Public housing authorities refused to evict an estimated 1,300 “felony fugitives” – including multiple alleged rapists and murderers – from their federally-funded homes, according to a report obtained by The Daily Caller News Foundation.
But the Department of Housing and Urban Development (HUD) Inspector General (IG) report reviewed by TheDCNF was never meant to be public and was not shared with HUD – the agency that funded the units and oversees local housing authorities.
“Through the vetting process, we determined it wasn’t an appropriate referral to the department,” HUD IG spokesman Darryl Madden told TheDCNF. “It didn’t make it to a final report. It was never forwarded to the agency.”
Approximately 1,300 felony fugitives “wanted for a wide range of felony crimes including rape, murder, aggravated assault, narcotics trafficking, felony theft and fraud charges” lived in federally-funded housing, according to a February 2012 IG report obtained by TheDCNF under the Freedom of Information Act.
“Many of the fugitives had been/are living in HUD funded units for many years,” the report said. (RELATED: Two-Parent Families Get Subsidized Housing By Posing As Single Mothers)
The IG informed the locally-operated Public Housing Authorities (PHA) that fugitives were living in their units, but they chose “not to terminate the subject from the HUD funded program,” the report said.
PHA officials told the IG that “HUD had informed them that it was a PHA’s [sic] discretion as to whether or not to terminate the fugitive felons from the HUD funded program,” the IG wrote.
A federal law found by the IG, however, “calls for the immediate termination of any fugitive felon and probation and parole violator [emphasis theirs],” the report said.
The report suggested HUD tell the PHAs of the law and threaten to reduce funding. HUD should also warn PHA officials that the IG would report them to local authorities “for charges of harboring a felony fugitive,” if the leases weren’t terminated, the IG wrote. But the report was never shared with HUD officials.
“There are some questions about the validity of the data,” Madden told TheDCNF. “I can’t go into all of the details about that, but that’s why it was a ‘draft’ report.”
In fact, the report, which isn’t marked “draft,” wasn’t supposed to be made public, and it’s unclear why it was released to TheDCNF.
“We are doing a review internally to look at that point,” Madden said. “It should not have been released.”

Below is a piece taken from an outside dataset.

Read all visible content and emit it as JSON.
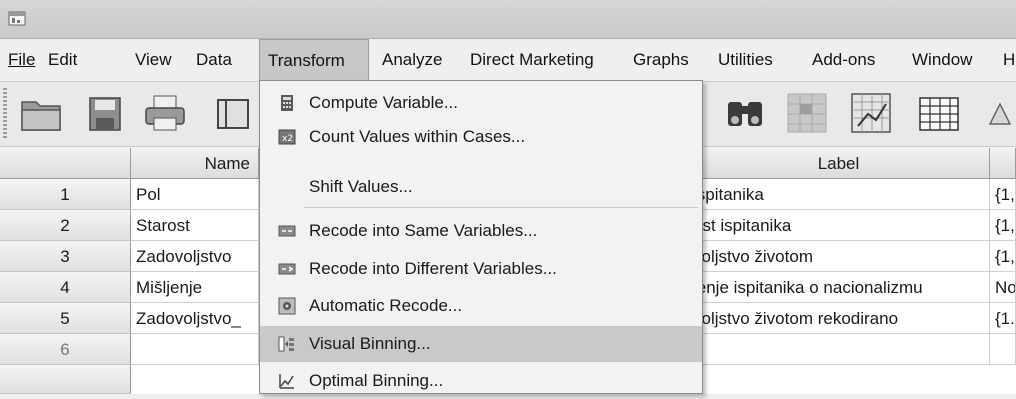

The IG document is categorized as a “Systemic Implications Report (SIR),” which the watchdog uses to point out individual incidents that could be widespread throughout a particular HUD program. The 1,300 fugitives, for example, were limited to Washington, Oregon, Idaho and Alaska, and it’s unclear how many more reside in HUD-funded housing in other states.

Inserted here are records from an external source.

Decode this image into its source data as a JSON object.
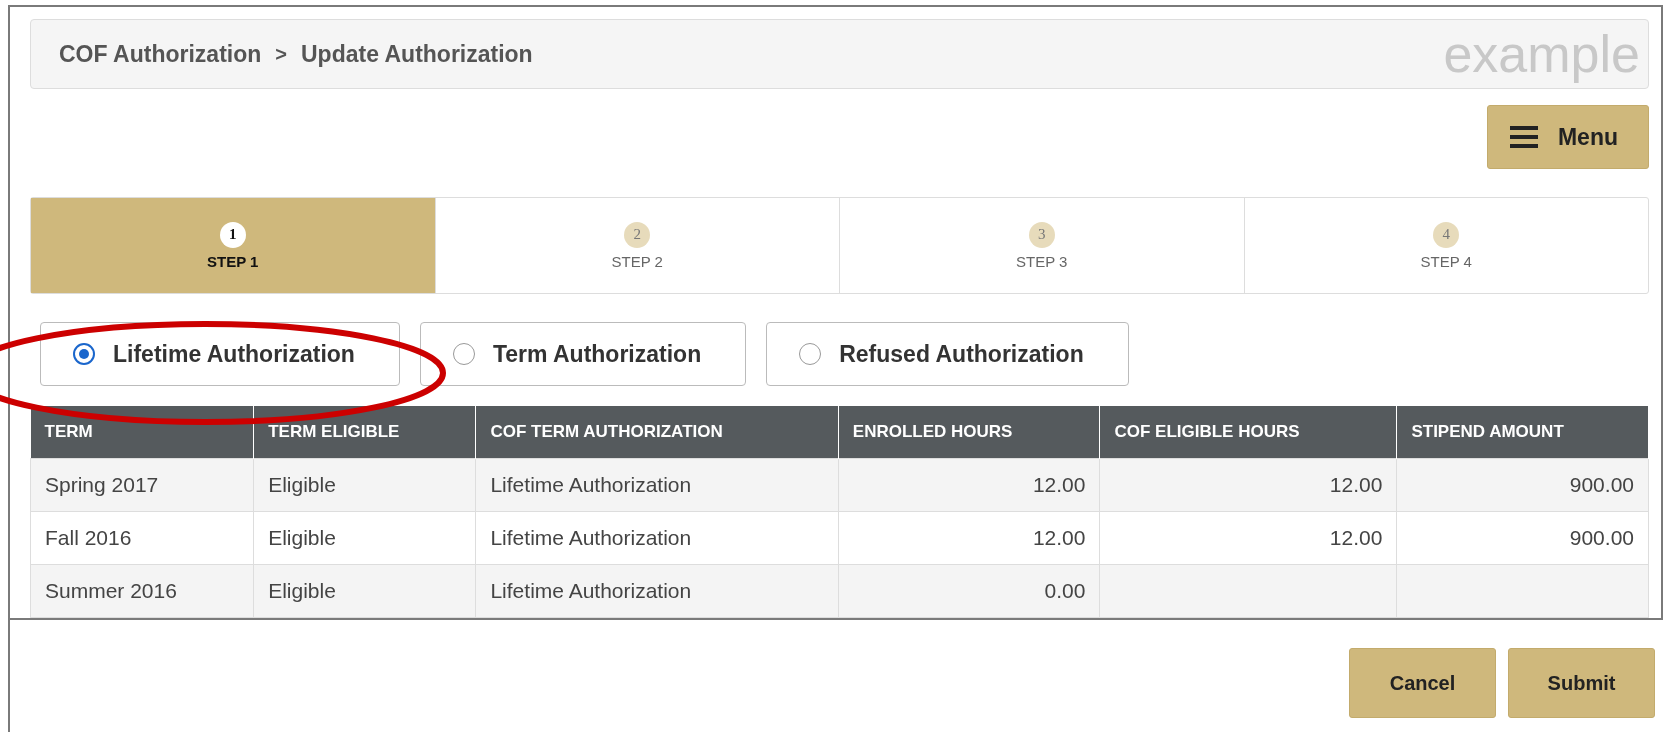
{
  "breadcrumb": {
    "items": [
      "COF Authorization",
      "Update Authorization"
    ],
    "separator": ">",
    "corner_label": "example"
  },
  "menu_button": {
    "label": "Menu"
  },
  "steps": [
    {
      "number": "1",
      "label": "STEP 1",
      "selected": true
    },
    {
      "number": "2",
      "label": "STEP 2",
      "selected": false
    },
    {
      "number": "3",
      "label": "STEP 3",
      "selected": false
    },
    {
      "number": "4",
      "label": "STEP 4",
      "selected": false
    }
  ],
  "authorization_options": [
    {
      "label": "Lifetime Authorization",
      "selected": true
    },
    {
      "label": "Term Authorization",
      "selected": false
    },
    {
      "label": "Refused Authorization",
      "selected": false
    }
  ],
  "annotation": {
    "kind": "ellipse",
    "color": "#cc0000"
  },
  "table": {
    "columns": [
      {
        "label": "TERM",
        "kind": "text"
      },
      {
        "label": "TERM ELIGIBLE",
        "kind": "text"
      },
      {
        "label": "COF TERM AUTHORIZATION",
        "kind": "text"
      },
      {
        "label": "ENROLLED HOURS",
        "kind": "number"
      },
      {
        "label": "COF ELIGIBLE HOURS",
        "kind": "number"
      },
      {
        "label": "STIPEND AMOUNT",
        "kind": "number"
      }
    ],
    "rows": [
      [
        "Spring 2017",
        "Eligible",
        "Lifetime Authorization",
        "12.00",
        "12.00",
        "900.00"
      ],
      [
        "Fall 2016",
        "Eligible",
        "Lifetime Authorization",
        "12.00",
        "12.00",
        "900.00"
      ],
      [
        "Summer 2016",
        "Eligible",
        "Lifetime Authorization",
        "0.00",
        null,
        null
      ]
    ]
  },
  "buttons": [
    "Cancel",
    "Submit"
  ]
}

It’s HUD’s responsibility, rather than the IG’s, to ensure that fugitives aren’t illegally living in other federally-funded PHAs, according to Madden. It’s unclear if HUD is aware of the problem, since the IG report was never sent to the agency.
“When we have a valid SIR, we officially transmit it to the department,” Madden said.

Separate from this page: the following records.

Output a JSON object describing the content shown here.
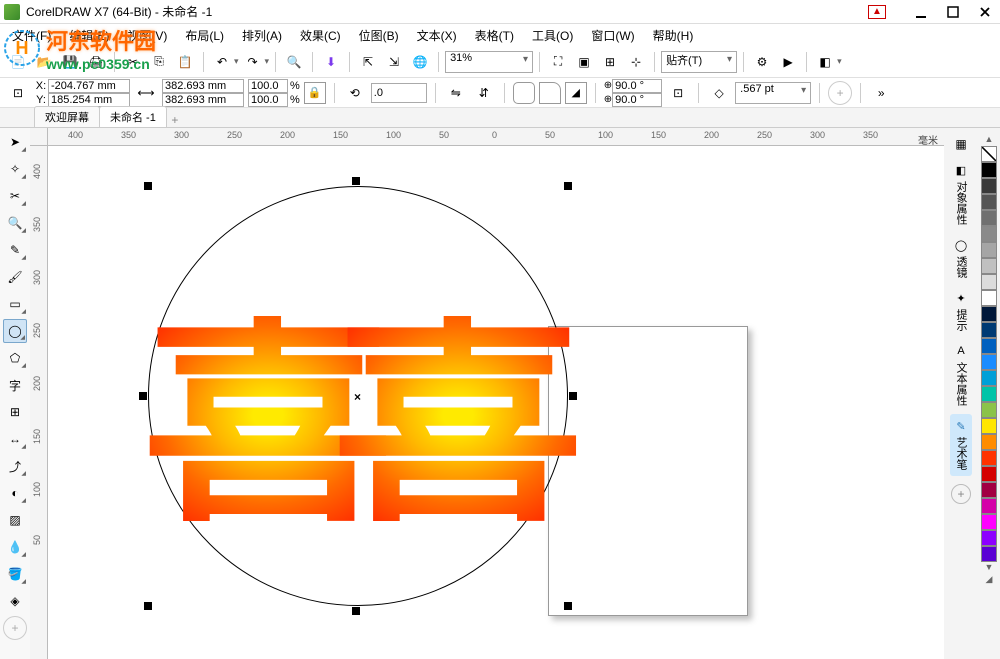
{
  "titlebar": {
    "title": "CorelDRAW X7 (64-Bit) - 未命名 -1"
  },
  "menu": {
    "file": "文件(F)",
    "edit": "编辑(E)",
    "view": "视图(V)",
    "layout": "布局(L)",
    "arrange": "排列(A)",
    "effects": "效果(C)",
    "bitmaps": "位图(B)",
    "text": "文本(X)",
    "table": "表格(T)",
    "tools": "工具(O)",
    "window": "窗口(W)",
    "help": "帮助(H)"
  },
  "watermark": {
    "logo": "河东软件园",
    "url": "www.pc0359.cn"
  },
  "toolbar": {
    "zoom": "31%",
    "snap": "贴齐(T)"
  },
  "propbar": {
    "x": "-204.767 mm",
    "y": "185.254 mm",
    "w": "382.693 mm",
    "h": "382.693 mm",
    "sx": "100.0",
    "sy": "100.0",
    "angle": ".0",
    "rot1": "90.0 °",
    "rot2": "90.0 °",
    "outline": ".567 pt"
  },
  "tabs": {
    "welcome": "欢迎屏幕",
    "doc1": "未命名 -1"
  },
  "ruler": {
    "unit": "毫米",
    "h": [
      "400",
      "350",
      "300",
      "250",
      "200",
      "150",
      "100",
      "50",
      "0",
      "50",
      "100",
      "150",
      "200",
      "250",
      "300",
      "350"
    ],
    "v": [
      "400",
      "350",
      "300",
      "250",
      "200",
      "150",
      "100",
      "50"
    ]
  },
  "dockers": {
    "objprops": "对象属性",
    "lens": "透镜",
    "hints": "提示",
    "textprops": "文本属性",
    "artpen": "艺术笔"
  },
  "palette": [
    "#000000",
    "#3a3a3a",
    "#555555",
    "#707070",
    "#8a8a8a",
    "#a5a5a5",
    "#c0c0c0",
    "#dcdcdc",
    "#ffffff",
    "#00183a",
    "#003a73",
    "#0060bf",
    "#1a8cff",
    "#00a0d8",
    "#00c4a8",
    "#8bc34a",
    "#ffe600",
    "#ff8c00",
    "#ff3300",
    "#d40000",
    "#a10042",
    "#d400a8",
    "#ff00ff",
    "#8c00ff",
    "#5a00d4"
  ]
}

Regardless, it appears the IG took no additional actions to evict or arrest the fugitives, other than informing local law enforcement.
“We pursue individuals that engage in fraud of HUD programs,” Madden said. “Fugitive apprehension is a role for traditional law enforcement, this wouldn’t come under our authority purview.”
But many crimes associated with the 1,300 fugitives were committed in jurisdictions outside of where the tenant resided, and “economic cutbacks” prevented the agencies that issued the warrants from funding extraditions, the IG report said.
“I think that was an editorial comment on the part of the writer,” Madden told TheDCNF. “If there’s information that comes to our attention that represents a threat to public safety, we’re we’re going to take the appropriate steps to ensure that we get that into the right hands.”
Regardless, the IG report Madden called a “draft” shows local housing authorities didn’t kick the fugitives out of federally-funded housing, and law enforcement couldn’t afford to extradite them. Meanwhile, it’s HUD’s responsibility to ensure this isn’t a nation-wide problem, but it’s unclear if they’re aware of the issue.
It’s unclear if those 1,300 fugitives were ever evicted, extradited or convicted.